Cet alignement de la SAS sur les autres types de sociétés, aussi fondé soit-il, ne saurait faire oublier que le caractère institutionnel de la rémunération est une illusion lorsque le dirigeant est aussi actionnaire majoritaire. Il est néanmoins opportun de relever, que l’abus de majorité fournit aux associés minoritaires un fondement utile en cas de rémunération excessive. En notre espèce, ce fondement a cependant été écarté par la Cour suprême.

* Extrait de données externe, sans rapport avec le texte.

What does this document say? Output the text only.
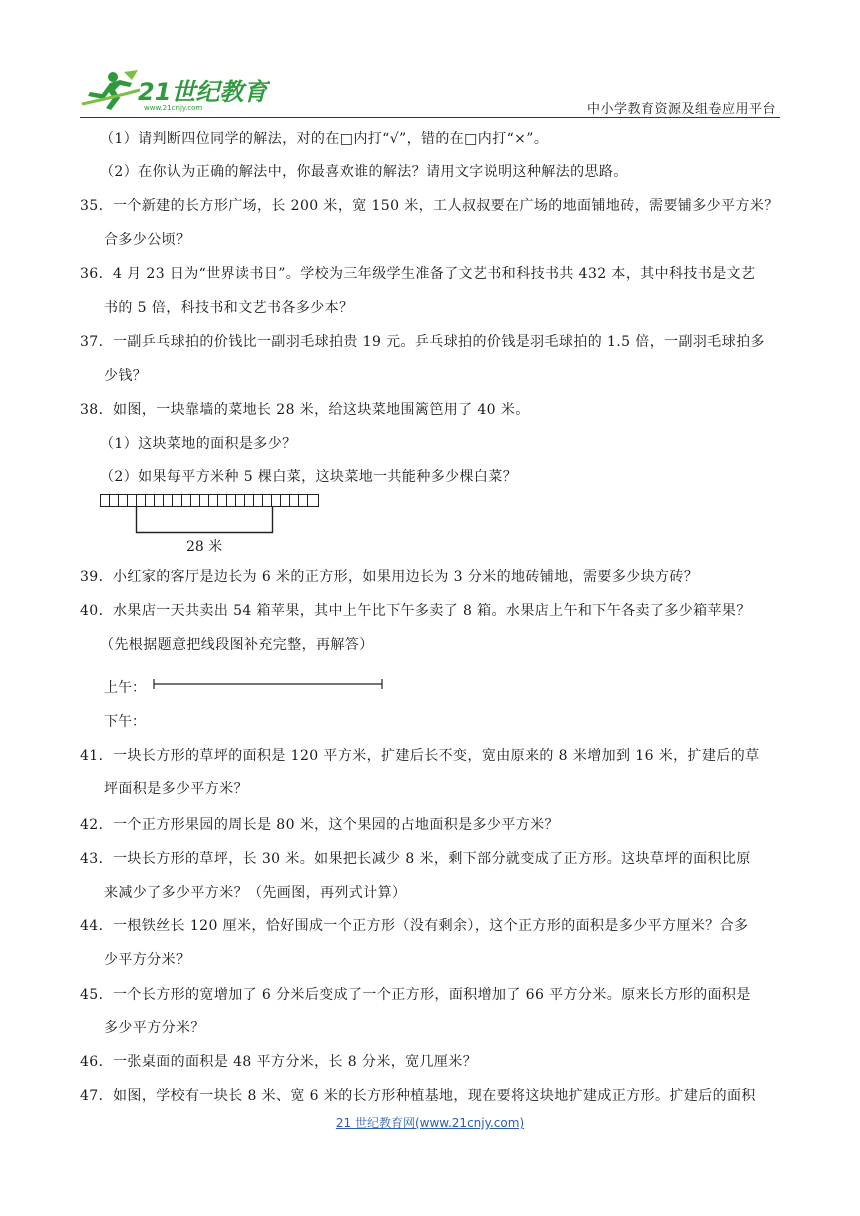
21世纪教育
www.21cnjy.com	中小学教育资源及组卷应用平台
（1）请判断四位同学的解法，对的在□内打“√”，错的在□内打“×”。
（2）在你认为正确的解法中，你最喜欢谁的解法？请用文字说明这种解法的思路。
35．一个新建的长方形广场，长 200 米，宽 150 米，工人叔叔要在广场的地面铺地砖，需要铺多少平方米？
合多少公顷？
36．4 月 23 日为“世界读书日”。学校为三年级学生准备了文艺书和科技书共 432 本，其中科技书是文艺
书的 5 倍，科技书和文艺书各多少本？
37．一副乒乓球拍的价钱比一副羽毛球拍贵 19 元。乒乓球拍的价钱是羽毛球拍的 1.5 倍，一副羽毛球拍多
少钱？
38．如图，一块靠墙的菜地长 28 米，给这块菜地围篱笆用了 40 米。
（1）这块菜地的面积是多少？
（2）如果每平方米种 5 棵白菜，这块菜地一共能种多少棵白菜？
28 米
39．小红家的客厅是边长为 6 米的正方形，如果用边长为 3 分米的地砖铺地，需要多少块方砖？
40．水果店一天共卖出 54 箱苹果，其中上午比下午多卖了 8 箱。水果店上午和下午各卖了多少箱苹果？
（先根据题意把线段图补充完整，再解答）
上午：
下午：
41．一块长方形的草坪的面积是 120 平方米，扩建后长不变，宽由原来的 8 米增加到 16 米，扩建后的草
坪面积是多少平方米？
42．一个正方形果园的周长是 80 米，这个果园的占地面积是多少平方米？
43．一块长方形的草坪，长 30 米。如果把长减少 8 米，剩下部分就变成了正方形。这块草坪的面积比原
来减少了多少平方米？（先画图，再列式计算）
44．一根铁丝长 120 厘米，恰好围成一个正方形（没有剩余），这个正方形的面积是多少平方厘米？合多
少平方分米？
45．一个长方形的宽增加了 6 分米后变成了一个正方形，面积增加了 66 平方分米。原来长方形的面积是
多少平方分米？
46．一张桌面的面积是 48 平方分米，长 8 分米，宽几厘米？
47．如图，学校有一块长 8 米、宽 6 米的长方形种植基地，现在要将这块地扩建成正方形。扩建后的面积
21 世纪教育网(www.21cnjy.com)
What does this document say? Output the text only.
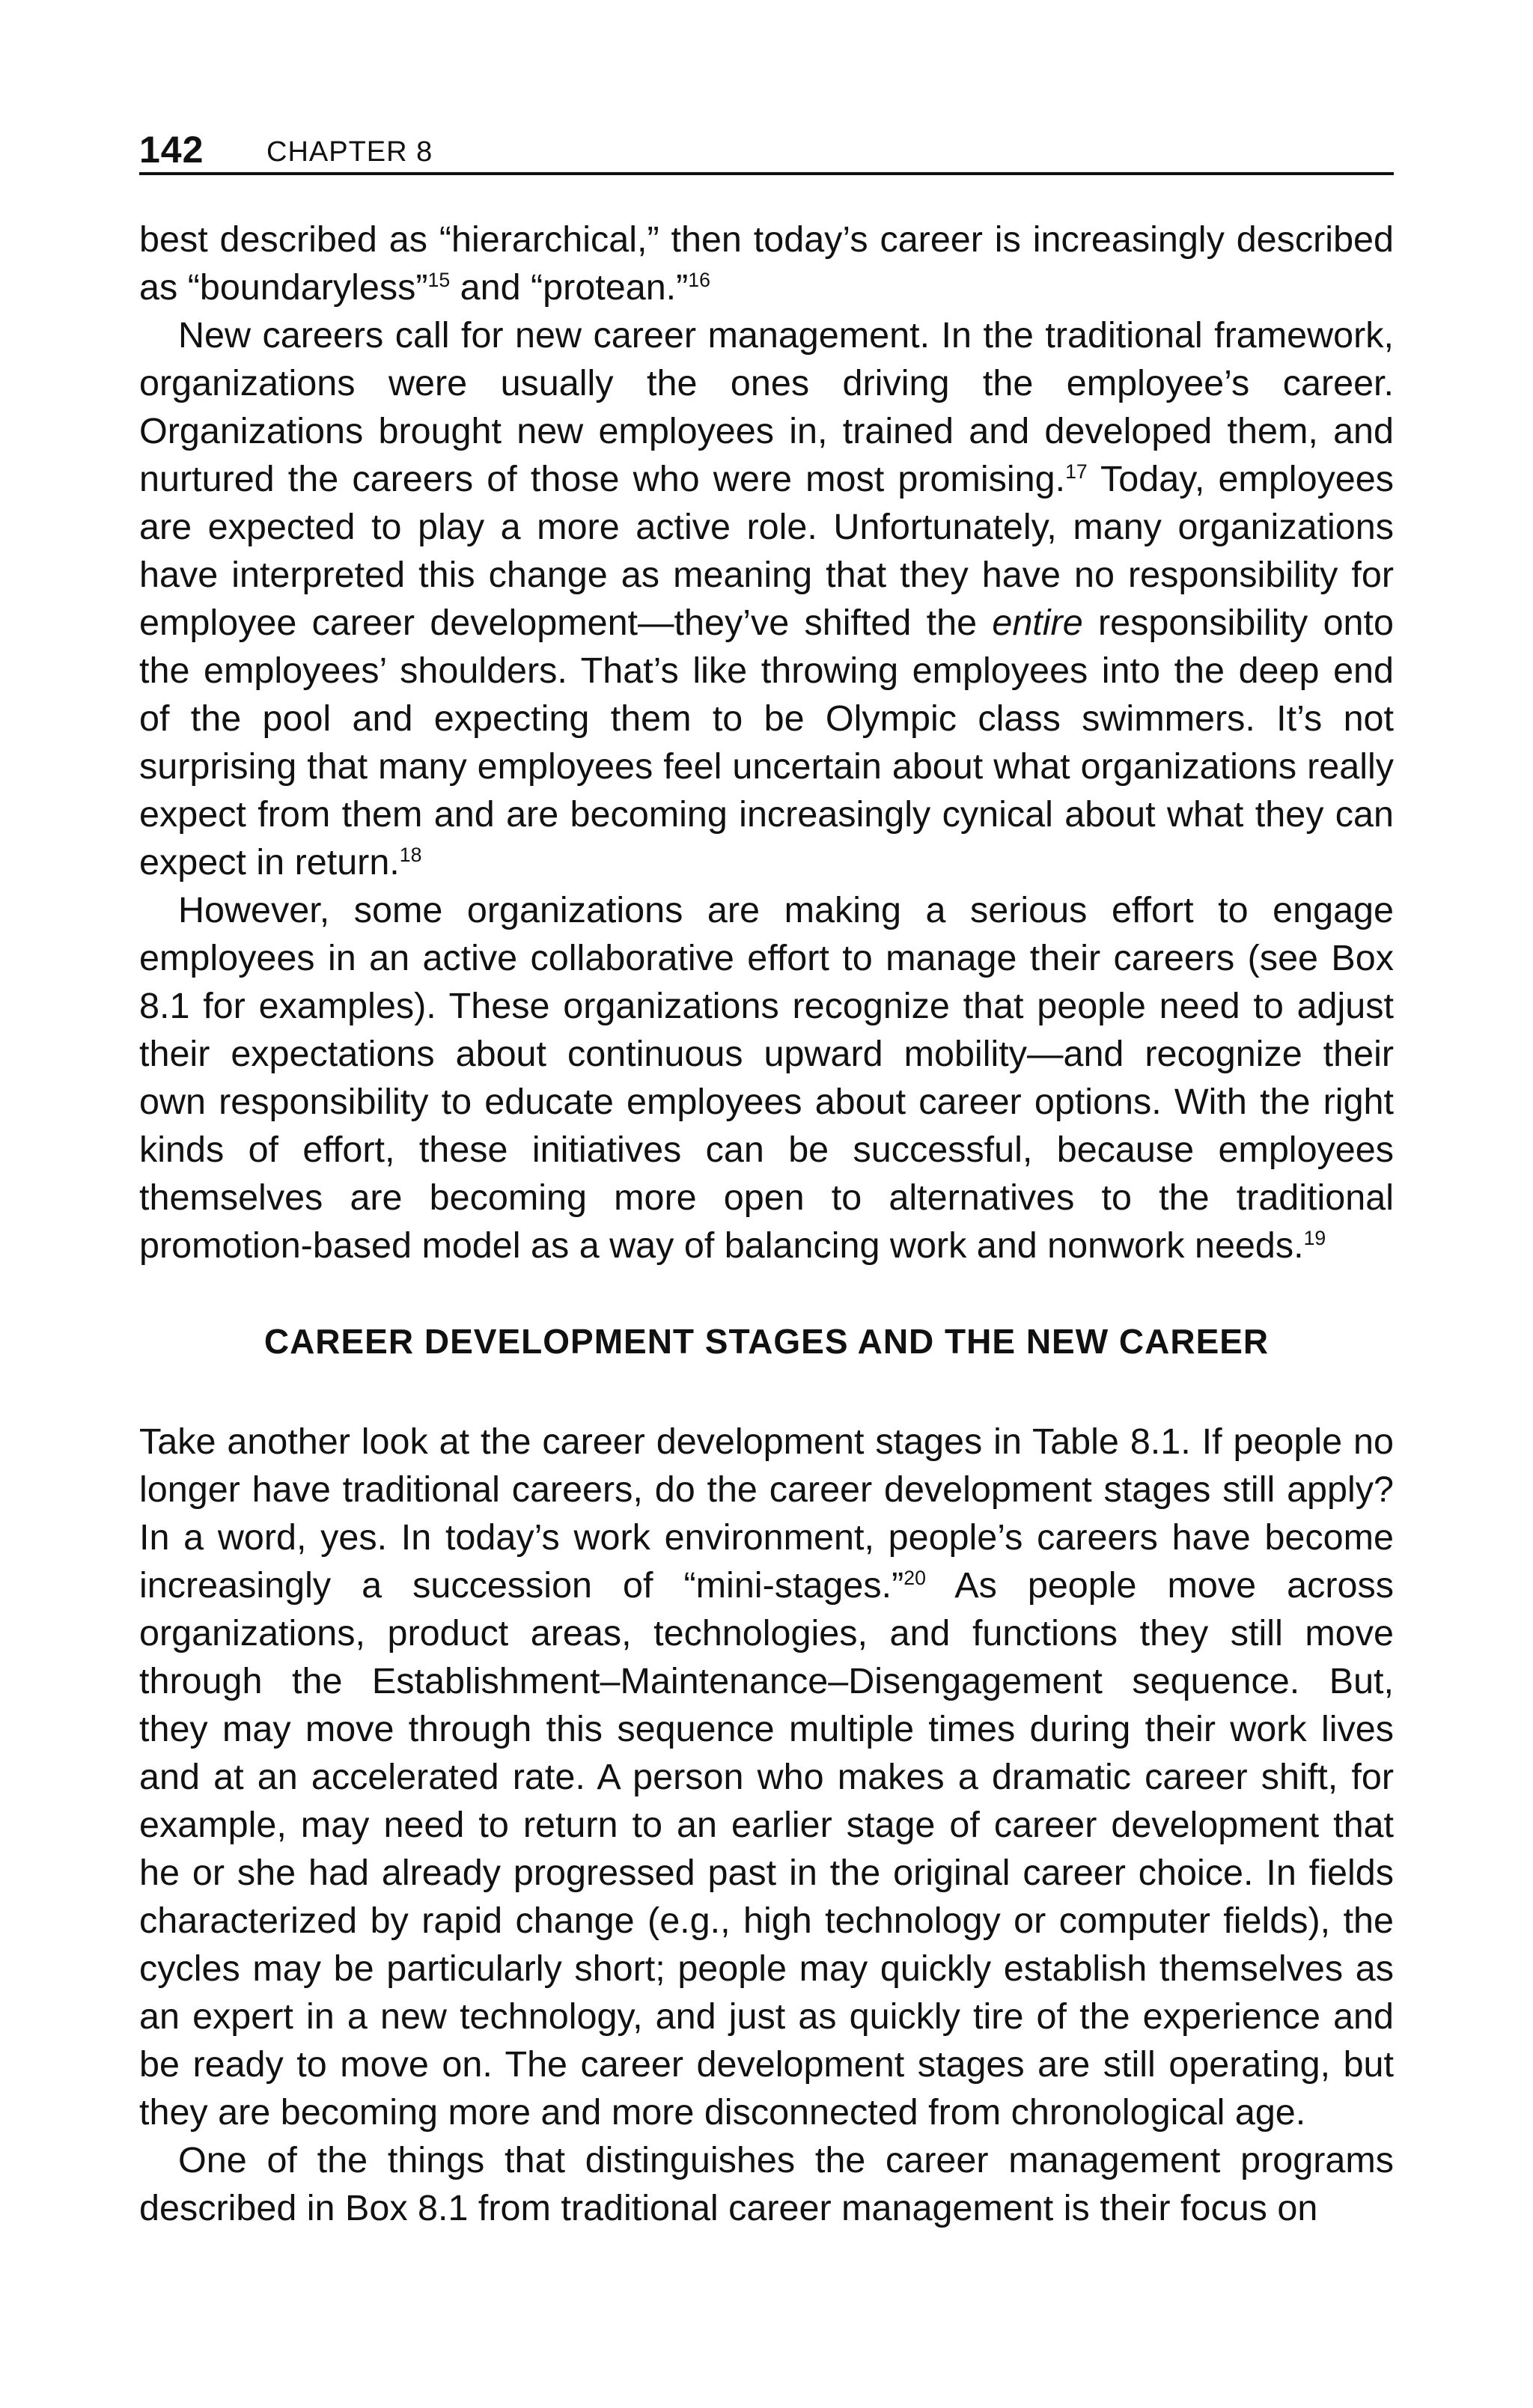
142 CHAPTER 8

best described as “hierarchical,” then today’s career is increasingly described as “boundaryless”$^{15}$ and “protean.”$^{16}$

New careers call for new career management. In the traditional framework, organizations were usually the ones driving the employee’s career. Organizations brought new employees in, trained and developed them, and nurtured the careers of those who were most promising.$^{17}$ Today, employees are expected to play a more active role. Unfortunately, many organizations have interpreted this change as meaning that they have no responsibility for employee career development—they’ve shifted the entire responsibility onto the employees’ shoulders. That’s like throwing employees into the deep end of the pool and expecting them to be Olympic class swimmers. It’s not surprising that many employees feel uncertain about what organizations really expect from them and are becoming increasingly cynical about what they can expect in return.$^{18}$

However, some organizations are making a serious effort to engage employees in an active collaborative effort to manage their careers (see Box 8.1 for examples). These organizations recognize that people need to adjust their expectations about continuous upward mobility—and recognize their own responsibility to educate employees about career options. With the right kinds of effort, these initiatives can be successful, because employees themselves are becoming more open to alternatives to the traditional promotion-based model as a way of balancing work and nonwork needs.$^{19}$

CAREER DEVELOPMENT STAGES AND THE NEW CAREER

Take another look at the career development stages in Table 8.1. If people no longer have traditional careers, do the career development stages still apply? In a word, yes. In today’s work environment, people’s careers have become increasingly a succession of “mini-stages.”$^{20}$ As people move across organizations, product areas, technologies, and functions they still move through the Establishment–Maintenance–Disengagement sequence. But, they may move through this sequence multiple times during their work lives and at an accelerated rate. A person who makes a dramatic career shift, for example, may need to return to an earlier stage of career development that he or she had already progressed past in the original career choice. In fields characterized by rapid change (e.g., high technology or computer fields), the cycles may be particularly short; people may quickly establish themselves as an expert in a new technology, and just as quickly tire of the experience and be ready to move on. The career development stages are still operating, but they are becoming more and more disconnected from chronological age.

One of the things that distinguishes the career management programs described in Box 8.1 from traditional career management is their focus on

IV. Les baux commerciaux et baux ruraux

A. Les baux commerciaux

1) Application du statut des baux commerciaux malgré un bail dérogatoire, par simple maintien dans les lieux du locataire après le terme du bail

Troisième chambre civile de la Cour de cassation, 13 janvier 2015 (n°13-23.736)

Malgré toute stipulation contractuelle obligeant le locataire à quitter les lieux au terme d’un bail portant sur des locaux à usage commercial, le bailleur ne doit pas attendre avant d’agir à l’encontre de son locataire en situation d’occupation sans droit ni titre, s’il ne souhaite pas que ce dernier bénéficie du statut protecteur des baux commerciaux.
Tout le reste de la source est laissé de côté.